To address this, his team has designed guardrails to keep hallucinations to a minimum, essentially using AI to monitor the AI and apply confidence scores. So if Claude created the first result, they will tell Microsoft Copilot to evaluate it.
“So if you ask something once, have the AI review it, and then ask it a third time, the confidence increases each time and minimizes some of the garbage that is created in the first few runs,” Finnerty said.
Agent AI use cases in financial services
Meanwhile, at Mastercard, chief data officer Andrew Reiskind and his team are focusing agent experimentation on highly orchestrated transaction and dispute workflows.
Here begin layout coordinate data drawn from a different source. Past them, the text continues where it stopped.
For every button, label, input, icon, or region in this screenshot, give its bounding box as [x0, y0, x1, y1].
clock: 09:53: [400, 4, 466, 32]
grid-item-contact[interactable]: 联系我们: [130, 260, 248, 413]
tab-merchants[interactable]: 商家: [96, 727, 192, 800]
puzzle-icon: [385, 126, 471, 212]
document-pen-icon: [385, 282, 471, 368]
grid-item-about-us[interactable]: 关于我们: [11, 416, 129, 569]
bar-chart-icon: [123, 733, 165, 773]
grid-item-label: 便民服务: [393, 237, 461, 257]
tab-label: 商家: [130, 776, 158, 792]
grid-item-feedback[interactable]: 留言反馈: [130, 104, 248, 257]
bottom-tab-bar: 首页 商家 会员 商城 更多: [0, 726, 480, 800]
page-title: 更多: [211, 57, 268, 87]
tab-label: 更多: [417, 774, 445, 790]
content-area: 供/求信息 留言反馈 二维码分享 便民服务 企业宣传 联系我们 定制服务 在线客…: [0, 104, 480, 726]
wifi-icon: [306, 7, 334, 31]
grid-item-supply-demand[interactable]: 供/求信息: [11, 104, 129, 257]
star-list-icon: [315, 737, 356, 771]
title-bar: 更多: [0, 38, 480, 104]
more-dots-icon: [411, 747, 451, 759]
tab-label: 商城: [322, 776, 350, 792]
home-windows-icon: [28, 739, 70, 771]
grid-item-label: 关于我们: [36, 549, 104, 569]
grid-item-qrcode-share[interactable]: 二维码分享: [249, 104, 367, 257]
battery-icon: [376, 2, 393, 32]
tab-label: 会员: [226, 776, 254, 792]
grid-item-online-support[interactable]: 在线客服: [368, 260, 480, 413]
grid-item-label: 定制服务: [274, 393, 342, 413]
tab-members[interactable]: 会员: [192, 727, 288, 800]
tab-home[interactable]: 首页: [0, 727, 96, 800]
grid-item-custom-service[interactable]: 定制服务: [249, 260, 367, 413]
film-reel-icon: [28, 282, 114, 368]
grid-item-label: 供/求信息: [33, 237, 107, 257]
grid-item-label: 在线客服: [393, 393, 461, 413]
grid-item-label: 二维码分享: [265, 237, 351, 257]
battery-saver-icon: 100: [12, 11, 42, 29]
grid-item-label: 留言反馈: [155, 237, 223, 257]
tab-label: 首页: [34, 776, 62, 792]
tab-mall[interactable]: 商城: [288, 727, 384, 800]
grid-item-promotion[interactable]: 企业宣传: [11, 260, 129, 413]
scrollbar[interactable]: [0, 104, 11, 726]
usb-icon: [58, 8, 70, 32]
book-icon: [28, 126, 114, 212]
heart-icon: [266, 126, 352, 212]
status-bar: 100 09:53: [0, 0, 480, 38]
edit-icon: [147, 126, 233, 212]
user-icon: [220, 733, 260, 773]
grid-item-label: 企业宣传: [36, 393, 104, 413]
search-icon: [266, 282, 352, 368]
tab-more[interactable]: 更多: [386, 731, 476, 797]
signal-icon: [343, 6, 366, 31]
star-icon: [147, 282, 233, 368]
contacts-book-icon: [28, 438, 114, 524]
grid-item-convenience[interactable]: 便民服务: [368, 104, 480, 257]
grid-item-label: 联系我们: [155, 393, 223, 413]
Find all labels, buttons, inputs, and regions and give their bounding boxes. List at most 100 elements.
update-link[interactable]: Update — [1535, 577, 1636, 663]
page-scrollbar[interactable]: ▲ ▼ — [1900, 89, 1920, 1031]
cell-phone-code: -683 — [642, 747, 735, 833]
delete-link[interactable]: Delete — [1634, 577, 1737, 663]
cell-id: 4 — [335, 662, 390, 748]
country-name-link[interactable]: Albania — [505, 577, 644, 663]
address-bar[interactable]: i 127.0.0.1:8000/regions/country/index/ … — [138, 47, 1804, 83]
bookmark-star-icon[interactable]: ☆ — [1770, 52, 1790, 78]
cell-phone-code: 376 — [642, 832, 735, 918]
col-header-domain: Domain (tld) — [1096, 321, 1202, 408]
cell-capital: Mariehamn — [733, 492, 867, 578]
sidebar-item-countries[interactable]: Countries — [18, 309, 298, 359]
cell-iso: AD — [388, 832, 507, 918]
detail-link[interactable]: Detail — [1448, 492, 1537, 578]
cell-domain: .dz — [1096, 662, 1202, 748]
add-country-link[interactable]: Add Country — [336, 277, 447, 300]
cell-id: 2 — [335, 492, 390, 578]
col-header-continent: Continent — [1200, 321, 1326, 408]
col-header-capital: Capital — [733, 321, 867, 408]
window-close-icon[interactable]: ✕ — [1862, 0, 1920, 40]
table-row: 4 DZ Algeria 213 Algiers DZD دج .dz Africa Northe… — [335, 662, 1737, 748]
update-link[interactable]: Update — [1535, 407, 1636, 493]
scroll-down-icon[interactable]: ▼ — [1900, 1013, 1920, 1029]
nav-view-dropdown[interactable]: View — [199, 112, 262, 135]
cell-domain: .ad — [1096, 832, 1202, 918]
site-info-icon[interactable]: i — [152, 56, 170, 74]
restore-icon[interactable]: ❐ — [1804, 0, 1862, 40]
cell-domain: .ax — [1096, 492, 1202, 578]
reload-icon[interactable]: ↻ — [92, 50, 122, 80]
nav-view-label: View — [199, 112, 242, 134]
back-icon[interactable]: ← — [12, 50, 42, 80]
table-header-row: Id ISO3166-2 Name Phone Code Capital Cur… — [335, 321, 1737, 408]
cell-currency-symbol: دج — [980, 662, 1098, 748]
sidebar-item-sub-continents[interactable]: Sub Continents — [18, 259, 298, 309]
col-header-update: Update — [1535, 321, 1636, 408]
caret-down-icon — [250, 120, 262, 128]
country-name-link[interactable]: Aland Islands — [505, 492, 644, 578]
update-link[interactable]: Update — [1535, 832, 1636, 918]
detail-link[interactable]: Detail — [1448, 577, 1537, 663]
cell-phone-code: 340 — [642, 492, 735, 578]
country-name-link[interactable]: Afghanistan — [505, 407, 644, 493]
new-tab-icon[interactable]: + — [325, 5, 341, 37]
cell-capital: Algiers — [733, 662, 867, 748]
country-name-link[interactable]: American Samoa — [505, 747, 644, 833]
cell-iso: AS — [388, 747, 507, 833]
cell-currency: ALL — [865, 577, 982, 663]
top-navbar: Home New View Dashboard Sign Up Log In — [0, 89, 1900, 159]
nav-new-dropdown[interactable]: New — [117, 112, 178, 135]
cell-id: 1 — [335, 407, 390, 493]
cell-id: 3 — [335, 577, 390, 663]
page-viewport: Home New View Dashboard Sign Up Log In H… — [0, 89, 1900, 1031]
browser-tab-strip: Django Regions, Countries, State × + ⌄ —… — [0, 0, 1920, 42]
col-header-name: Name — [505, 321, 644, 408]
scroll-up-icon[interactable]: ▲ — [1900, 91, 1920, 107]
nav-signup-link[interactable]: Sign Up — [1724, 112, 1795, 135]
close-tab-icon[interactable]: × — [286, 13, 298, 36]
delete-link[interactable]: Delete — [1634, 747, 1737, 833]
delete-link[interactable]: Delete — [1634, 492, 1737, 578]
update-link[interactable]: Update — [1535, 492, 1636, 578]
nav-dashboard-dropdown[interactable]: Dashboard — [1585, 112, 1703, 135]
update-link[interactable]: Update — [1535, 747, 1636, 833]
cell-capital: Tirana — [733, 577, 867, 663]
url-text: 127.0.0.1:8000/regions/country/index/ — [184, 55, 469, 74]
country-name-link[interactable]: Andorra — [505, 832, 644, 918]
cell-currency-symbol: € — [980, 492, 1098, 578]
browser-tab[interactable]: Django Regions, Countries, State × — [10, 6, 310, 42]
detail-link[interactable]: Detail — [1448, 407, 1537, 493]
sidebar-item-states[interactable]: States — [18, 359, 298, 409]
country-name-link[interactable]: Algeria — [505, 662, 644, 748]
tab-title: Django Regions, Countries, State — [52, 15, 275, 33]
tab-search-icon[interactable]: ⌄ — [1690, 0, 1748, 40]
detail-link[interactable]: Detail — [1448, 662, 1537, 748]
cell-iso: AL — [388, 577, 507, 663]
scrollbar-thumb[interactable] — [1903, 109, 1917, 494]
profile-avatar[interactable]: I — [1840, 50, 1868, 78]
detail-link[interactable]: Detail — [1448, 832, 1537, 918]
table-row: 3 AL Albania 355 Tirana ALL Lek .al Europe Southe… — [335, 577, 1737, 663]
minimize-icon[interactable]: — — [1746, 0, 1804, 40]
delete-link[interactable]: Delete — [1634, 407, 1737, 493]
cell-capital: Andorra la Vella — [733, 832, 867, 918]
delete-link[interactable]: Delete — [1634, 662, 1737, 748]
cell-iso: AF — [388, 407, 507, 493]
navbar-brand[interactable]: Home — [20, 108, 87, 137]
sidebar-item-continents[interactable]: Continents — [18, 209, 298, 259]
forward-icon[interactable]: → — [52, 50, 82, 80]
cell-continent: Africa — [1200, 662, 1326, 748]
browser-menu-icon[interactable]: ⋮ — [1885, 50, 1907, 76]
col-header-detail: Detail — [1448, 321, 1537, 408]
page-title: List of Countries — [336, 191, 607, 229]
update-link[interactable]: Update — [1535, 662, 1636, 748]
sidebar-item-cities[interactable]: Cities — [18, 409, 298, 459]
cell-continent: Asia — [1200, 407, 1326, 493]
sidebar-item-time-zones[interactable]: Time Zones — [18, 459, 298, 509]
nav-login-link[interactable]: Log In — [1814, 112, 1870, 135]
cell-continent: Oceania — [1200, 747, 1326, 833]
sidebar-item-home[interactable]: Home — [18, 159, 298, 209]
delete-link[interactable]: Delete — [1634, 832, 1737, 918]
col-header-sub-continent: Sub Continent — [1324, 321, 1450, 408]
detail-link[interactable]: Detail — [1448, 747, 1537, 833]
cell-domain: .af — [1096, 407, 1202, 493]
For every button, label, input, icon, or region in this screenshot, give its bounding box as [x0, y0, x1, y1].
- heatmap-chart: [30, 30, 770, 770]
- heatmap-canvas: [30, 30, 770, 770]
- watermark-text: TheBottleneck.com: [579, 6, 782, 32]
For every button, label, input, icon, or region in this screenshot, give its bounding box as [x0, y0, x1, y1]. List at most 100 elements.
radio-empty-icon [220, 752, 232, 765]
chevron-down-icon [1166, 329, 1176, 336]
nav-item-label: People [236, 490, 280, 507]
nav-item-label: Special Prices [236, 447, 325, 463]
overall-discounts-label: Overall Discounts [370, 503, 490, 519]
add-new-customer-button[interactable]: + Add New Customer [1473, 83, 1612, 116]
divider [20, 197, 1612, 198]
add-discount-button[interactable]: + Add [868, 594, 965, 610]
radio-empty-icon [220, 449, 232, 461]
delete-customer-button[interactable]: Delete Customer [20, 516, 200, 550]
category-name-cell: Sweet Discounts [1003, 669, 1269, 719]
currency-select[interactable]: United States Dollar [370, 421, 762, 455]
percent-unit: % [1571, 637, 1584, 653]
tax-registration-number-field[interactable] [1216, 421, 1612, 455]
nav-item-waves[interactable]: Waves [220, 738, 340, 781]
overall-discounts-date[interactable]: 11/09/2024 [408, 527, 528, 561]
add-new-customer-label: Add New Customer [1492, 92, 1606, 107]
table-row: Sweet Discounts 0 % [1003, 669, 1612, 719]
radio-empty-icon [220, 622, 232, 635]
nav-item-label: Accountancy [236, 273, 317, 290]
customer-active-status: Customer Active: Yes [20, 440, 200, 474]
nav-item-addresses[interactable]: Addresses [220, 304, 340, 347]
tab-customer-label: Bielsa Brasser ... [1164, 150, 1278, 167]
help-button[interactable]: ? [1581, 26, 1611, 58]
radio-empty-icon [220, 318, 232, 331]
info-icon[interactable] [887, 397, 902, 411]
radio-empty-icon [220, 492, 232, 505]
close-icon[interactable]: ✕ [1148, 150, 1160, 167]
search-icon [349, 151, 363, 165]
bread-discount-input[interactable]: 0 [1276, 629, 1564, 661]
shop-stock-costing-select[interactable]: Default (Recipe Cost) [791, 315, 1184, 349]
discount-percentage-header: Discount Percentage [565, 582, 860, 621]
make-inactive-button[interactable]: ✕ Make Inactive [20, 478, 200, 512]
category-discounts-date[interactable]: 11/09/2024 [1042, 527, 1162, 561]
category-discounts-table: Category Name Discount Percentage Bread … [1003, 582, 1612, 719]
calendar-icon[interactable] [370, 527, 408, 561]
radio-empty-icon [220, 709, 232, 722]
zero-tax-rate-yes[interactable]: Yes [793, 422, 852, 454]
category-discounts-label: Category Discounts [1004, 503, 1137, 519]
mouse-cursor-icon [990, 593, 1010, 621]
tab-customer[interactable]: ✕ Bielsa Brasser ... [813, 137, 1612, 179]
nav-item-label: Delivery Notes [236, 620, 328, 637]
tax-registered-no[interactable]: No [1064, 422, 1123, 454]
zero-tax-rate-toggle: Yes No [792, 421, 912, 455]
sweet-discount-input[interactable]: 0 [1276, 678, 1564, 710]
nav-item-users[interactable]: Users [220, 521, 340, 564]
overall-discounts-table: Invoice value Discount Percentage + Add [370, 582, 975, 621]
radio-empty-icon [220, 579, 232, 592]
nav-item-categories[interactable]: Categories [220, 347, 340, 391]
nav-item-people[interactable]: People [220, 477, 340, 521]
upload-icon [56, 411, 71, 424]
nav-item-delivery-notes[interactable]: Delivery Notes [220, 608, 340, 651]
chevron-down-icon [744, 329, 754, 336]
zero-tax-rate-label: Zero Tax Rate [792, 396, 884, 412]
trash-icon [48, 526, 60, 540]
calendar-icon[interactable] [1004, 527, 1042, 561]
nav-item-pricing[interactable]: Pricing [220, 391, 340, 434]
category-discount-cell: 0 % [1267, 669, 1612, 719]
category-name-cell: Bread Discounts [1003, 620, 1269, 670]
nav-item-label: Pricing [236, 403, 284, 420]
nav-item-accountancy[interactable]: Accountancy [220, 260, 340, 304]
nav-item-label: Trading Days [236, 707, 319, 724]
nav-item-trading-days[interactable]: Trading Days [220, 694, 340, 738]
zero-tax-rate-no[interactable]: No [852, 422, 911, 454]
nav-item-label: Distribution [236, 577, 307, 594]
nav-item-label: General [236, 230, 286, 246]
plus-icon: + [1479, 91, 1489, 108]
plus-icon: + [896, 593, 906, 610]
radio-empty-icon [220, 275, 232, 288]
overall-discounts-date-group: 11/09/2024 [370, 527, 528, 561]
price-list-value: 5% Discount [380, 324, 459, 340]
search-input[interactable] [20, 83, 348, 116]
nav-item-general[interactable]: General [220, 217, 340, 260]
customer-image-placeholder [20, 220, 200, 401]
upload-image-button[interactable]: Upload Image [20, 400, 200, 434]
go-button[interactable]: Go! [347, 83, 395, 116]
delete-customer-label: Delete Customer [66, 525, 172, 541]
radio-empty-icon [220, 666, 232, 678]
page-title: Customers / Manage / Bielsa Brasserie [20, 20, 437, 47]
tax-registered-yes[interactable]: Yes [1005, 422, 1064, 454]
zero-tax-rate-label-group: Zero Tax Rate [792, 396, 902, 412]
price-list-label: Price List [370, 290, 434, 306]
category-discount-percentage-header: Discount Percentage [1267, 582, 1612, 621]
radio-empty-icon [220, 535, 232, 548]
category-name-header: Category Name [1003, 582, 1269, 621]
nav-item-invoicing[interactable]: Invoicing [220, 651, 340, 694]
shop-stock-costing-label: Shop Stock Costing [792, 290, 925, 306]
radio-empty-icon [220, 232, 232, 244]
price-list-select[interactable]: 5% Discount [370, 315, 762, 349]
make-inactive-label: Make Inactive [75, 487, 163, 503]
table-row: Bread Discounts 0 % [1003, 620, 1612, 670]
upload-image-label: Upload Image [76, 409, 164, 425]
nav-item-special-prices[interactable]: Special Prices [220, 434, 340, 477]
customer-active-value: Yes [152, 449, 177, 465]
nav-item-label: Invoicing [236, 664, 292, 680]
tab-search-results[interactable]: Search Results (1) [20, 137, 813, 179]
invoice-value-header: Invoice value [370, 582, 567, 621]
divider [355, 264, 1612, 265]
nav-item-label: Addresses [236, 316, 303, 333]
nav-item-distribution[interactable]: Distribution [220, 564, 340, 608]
As you noted, a chargeback or fraud dispute is not a one-time event.
When a consumer disputes a charge (usually online), that “starts a completely different process on the back end that tends to be very labor-intensive,” Reiskind said.
Mastercard has to collect details about the actual dispute; Then the merchant has its own investigations (Was the card reported lost or stolen? Does the consumer frequently dispute the charges?). Additionally, the network in between has its own rules for timing and sending information.
“You have each and every one of these steps, many of which are unstructured, but there are also structured data elements,” Reiskind said. The question of whether a card was lost or stolen tends to be structured, but the consumer complaint is “unstructured data of questionable reliability.”
“So we’re looking at a decision-making system that has deterministic decisions, but also probabilistic decisions,” he said.
This problem can be accelerated and potentially solved by AI agents, but it can be a complex process: What tasks are you giving the agents? When will things be returned to the human representatives? How many agents are you ultimately using? What are the cost implications?
Then there are reputation issues and costs: Did you just potentially call a consumer a liar when they weren’t lying?
“It’s an exact problem that you, as a bank, want to maintain the trust of your consumer,” Reiskind said. “But we also want to make this efficient and eliminate costs from the system.”
The PB&J Versus Turkey Mistake: Determining Which Risks Are Acceptable
There will always be risks with AI, and companies should evaluate them early in product design, Reiskind said. There is also the question of acceptable risk.
For example: Did you serve a customer a peanut butter jelly sandwich instead of a turkey sandwich (a minor inconvenience)? Or did you serve gluten to someone with celiac disease?
“Is it an acceptable risk if one percent of the time you make the mistake? If it is, let’s move on to the next stage of how to mitigate that risk,” Reiskind said.
Leaders must conduct cost-benefit analyses, breaking down problems into their “constituent parts” and calculating the cost of each. But these are estimates; It’s almost impossible to forecast actual usage, Reiskind said. “It’s not a simple process to get to the cost,” he said. “But it’s doable.”